Today we’ll be talking about the dangers of multiplication integer
overflows in C, the type of bug responsible for the
OpenSSH hole of 2002.

Integer overflows occur when an operation causes a number to
grow or shrink out of bounds,
resulting in a much smaller or much larger number than expected.
For example, a char can only hold 256 values.
If two chars are multiplied together,
there is a possibility of overflow:

    char a, b;
    a = b = 127;
    a = a * b;  /* overflow */

Because arithmetic is done in code all over the place,
adding checks can be very tedious and is often ignored.
A common idiom to allocate memory is:

    size_t num, size;
    char *ptr;
    …
    if ((ptr = malloc(num * size)) == NULL) /* overflow */
        return (NULL);

The multiplication can create a number larger than a size_t can hold,
causing an integer overflow.
The integer overflow in this case causes less memory to be allocated
than the program expects.
The program could then take user input and write past the actual small
allocation into memory it thinks it owns,
causing problems like a generic buffer overflow.
This was the idiom used in the OpenSSH hole of 2002,
demonstrating the severity of these bugs.

We recommend using calloc(3) whenever allocating multiple objects
of the same size.
The above code would be written as:

    size_t num, size;
    char *ptr;
    …
    if ((ptr = calloc(num, size)) == NULL)
        return (NULL);

calloc(3) has checks to make sure the multiplication does not overflow.

Unfortunately there is no safe replacement for realloc(3).
To prevent multiplication overflow, a check must be added:

    size_t newsize, num, size;
    char *newptr, *ptr;
    …
    if (num && size && SIZE_MAX / num < size) {
        errno = ENOMEM;
        return (NULL);
    }
    newsize = num * size;
    if ((newptr = realloc(ptr, newsize)) == NULL)
        return (NULL);
    ptr = newptr;

This is a hassle, but it is important to add these safeguards,
especially when doing multiplication, which can quickly overflow.
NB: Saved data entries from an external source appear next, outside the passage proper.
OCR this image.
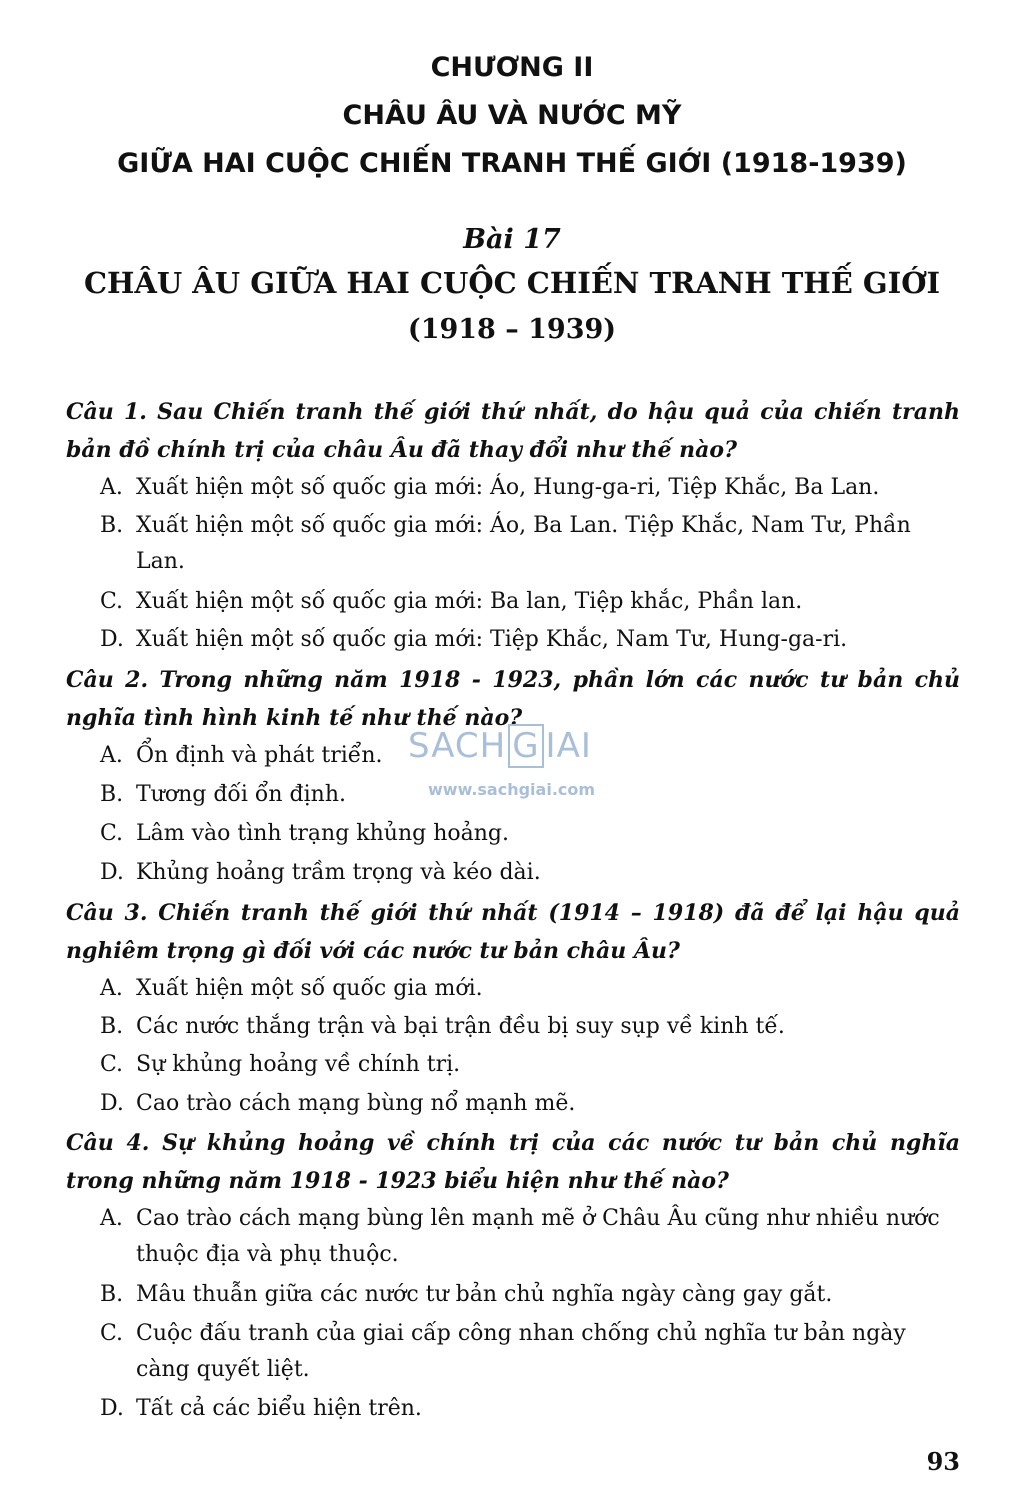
CHƯƠNG II
CHÂU ÂU VÀ NƯỚC MỸ
GIỮA HAI CUỘC CHIẾN TRANH THẾ GIỚI (1918-1939)
Bài 17
CHÂU ÂU GIỮA HAI CUỘC CHIẾN TRANH THẾ GIỚI
(1918 – 1939)
Câu 1. Sau Chiến tranh thế giới thứ nhất, do hậu quả của chiến tranh bản đồ chính trị của châu Âu đã thay đổi như thế nào?
A. Xuất hiện một số quốc gia mới: Áo, Hung-ga-ri, Tiệp Khắc, Ba Lan.
B. Xuất hiện một số quốc gia mới: Áo, Ba Lan. Tiệp Khắc, Nam Tư, Phần Lan.
C. Xuất hiện một số quốc gia mới: Ba lan, Tiệp khắc, Phần lan.
D. Xuất hiện một số quốc gia mới: Tiệp Khắc, Nam Tư, Hung-ga-ri.
Câu 2. Trong những năm 1918 - 1923, phần lớn các nước tư bản chủ nghĩa tình hình kinh tế như thế nào?
A. Ổn định và phát triển.
B. Tương đối ổn định.
C. Lâm vào tình trạng khủng hoảng.
D. Khủng hoảng trầm trọng và kéo dài.
Câu 3. Chiến tranh thế giới thứ nhất (1914 – 1918) đã để lại hậu quả nghiêm trọng gì đối với các nước tư bản châu Âu?
A. Xuất hiện một số quốc gia mới.
B. Các nước thắng trận và bại trận đều bị suy sụp về kinh tế.
C. Sự khủng hoảng về chính trị.
D. Cao trào cách mạng bùng nổ mạnh mẽ.
Câu 4. Sự khủng hoảng về chính trị của các nước tư bản chủ nghĩa trong những năm 1918 - 1923 biểu hiện như thế nào?
A. Cao trào cách mạng bùng lên mạnh mẽ ở Châu Âu cũng như nhiều nước thuộc địa và phụ thuộc.
B. Mâu thuẫn giữa các nước tư bản chủ nghĩa ngày càng gay gắt.
C. Cuộc đấu tranh của giai cấp công nhan chống chủ nghĩa tư bản ngày càng quyết liệt.
D. Tất cả các biểu hiện trên.
SACH G IAI
www.sachgiai.com
93
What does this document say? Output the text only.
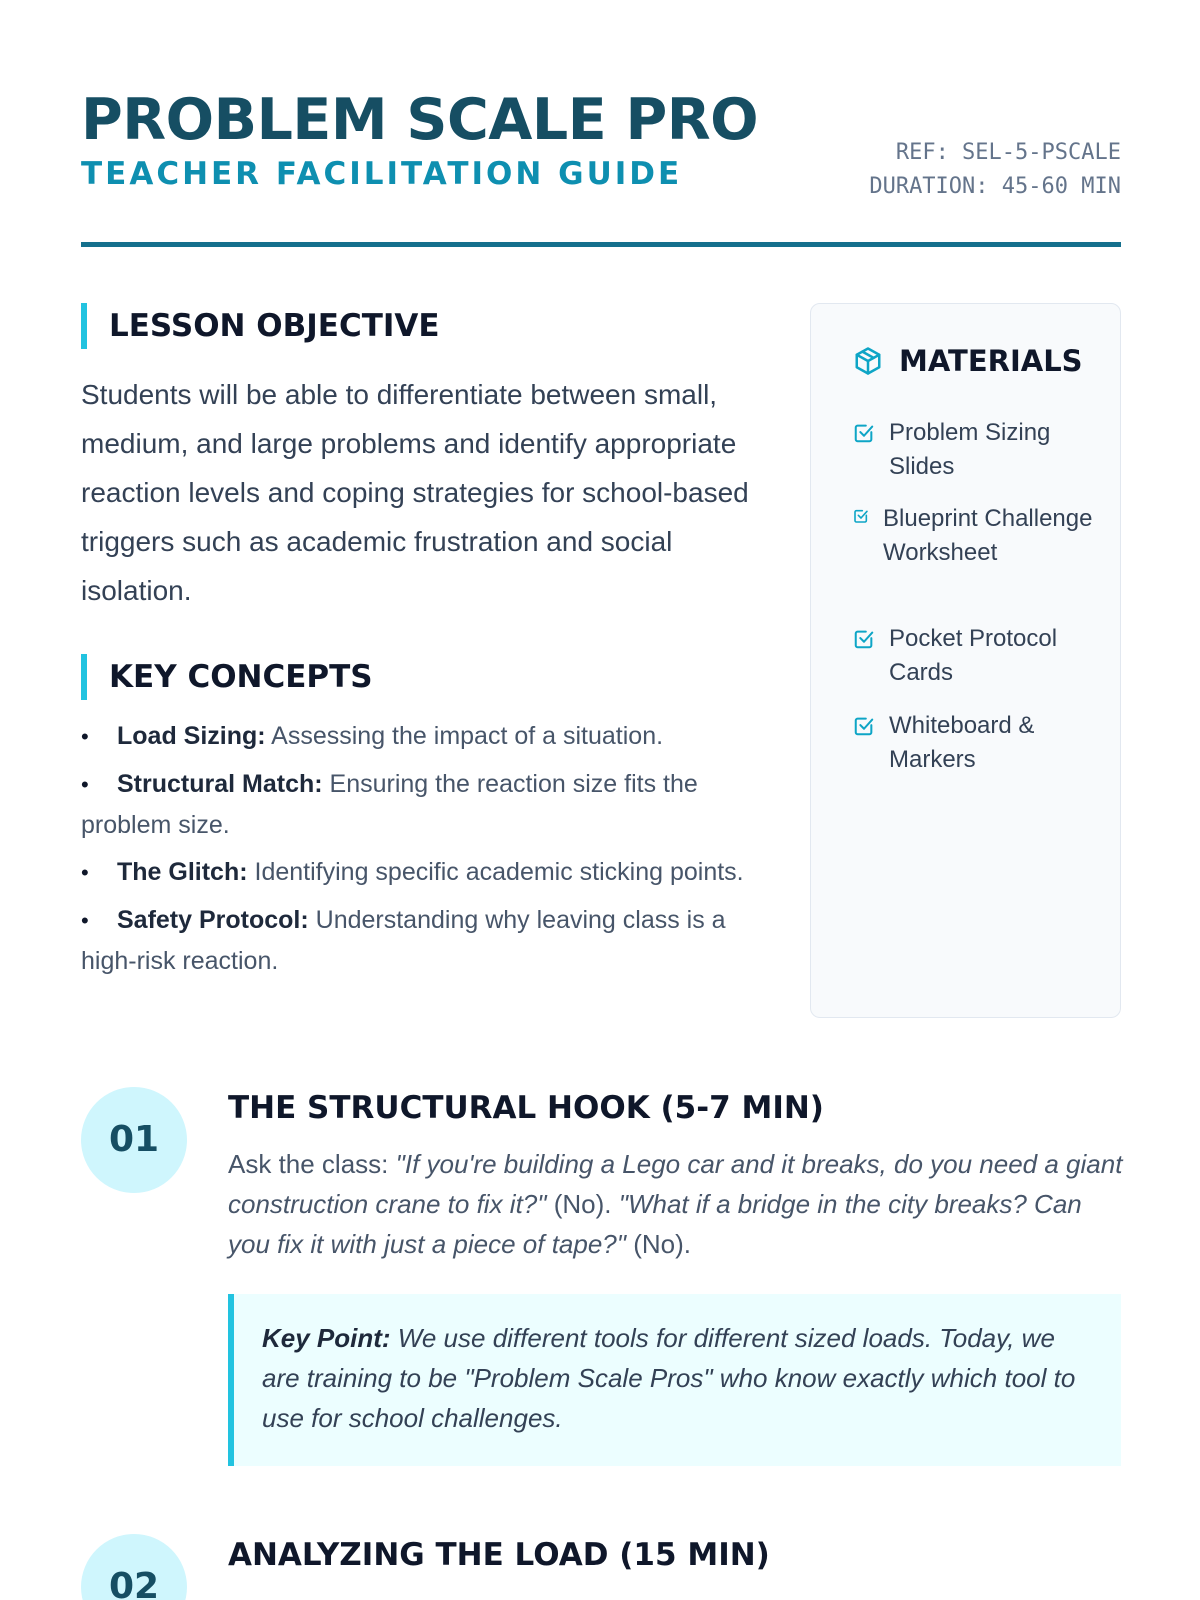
PROBLEM SCALE PRO
TEACHER FACILITATION GUIDE
REF: SEL-5-PSCALE
DURATION: 45-60 MIN
LESSON OBJECTIVE

Students will be able to differentiate between small, medium, and large problems and identify appropriate reaction levels and coping strategies for school-based triggers such as academic frustration and social isolation.

KEY CONCEPTS
• Load Sizing: Assessing the impact of a situation.
• Structural Match: Ensuring the reaction size fits the problem size.
• The Glitch: Identifying specific academic sticking points.
• Safety Protocol: Understanding why leaving class is a high-risk reaction.
MATERIALS
Problem Sizing Slides
Blueprint Challenge Worksheet
Pocket Protocol Cards
Whiteboard & Markers
01
THE STRUCTURAL HOOK (5-7 MIN)

Ask the class: "If you're building a Lego car and it breaks, do you need a giant construction crane to fix it?" (No). "What if a bridge in the city breaks? Can you fix it with just a piece of tape?" (No).

Key Point: We use different tools for different sized loads. Today, we are training to be "Problem Scale Pros" who know exactly which tool to use for school challenges.
02
ANALYZING THE LOAD (15 MIN)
To lessen developer work and simplify code,
an xrealloc() function was added to ssh.
xrealloc() has a similar API to calloc(3),
taking both a num parameter and a size parameter.
The above example can be written using xrealloc() as:

    size_t num, size;
    char *newptr, *ptr;
    …
    if ((newptr = xrealloc(ptr, num, size)) == NULL)
        return (NULL);
    ptr = newptr;

Due to its elegance, this API was also imported for OpenCVS.

For more information, please read a -current malloc(3) man page,
which was recently updated with better usage examples.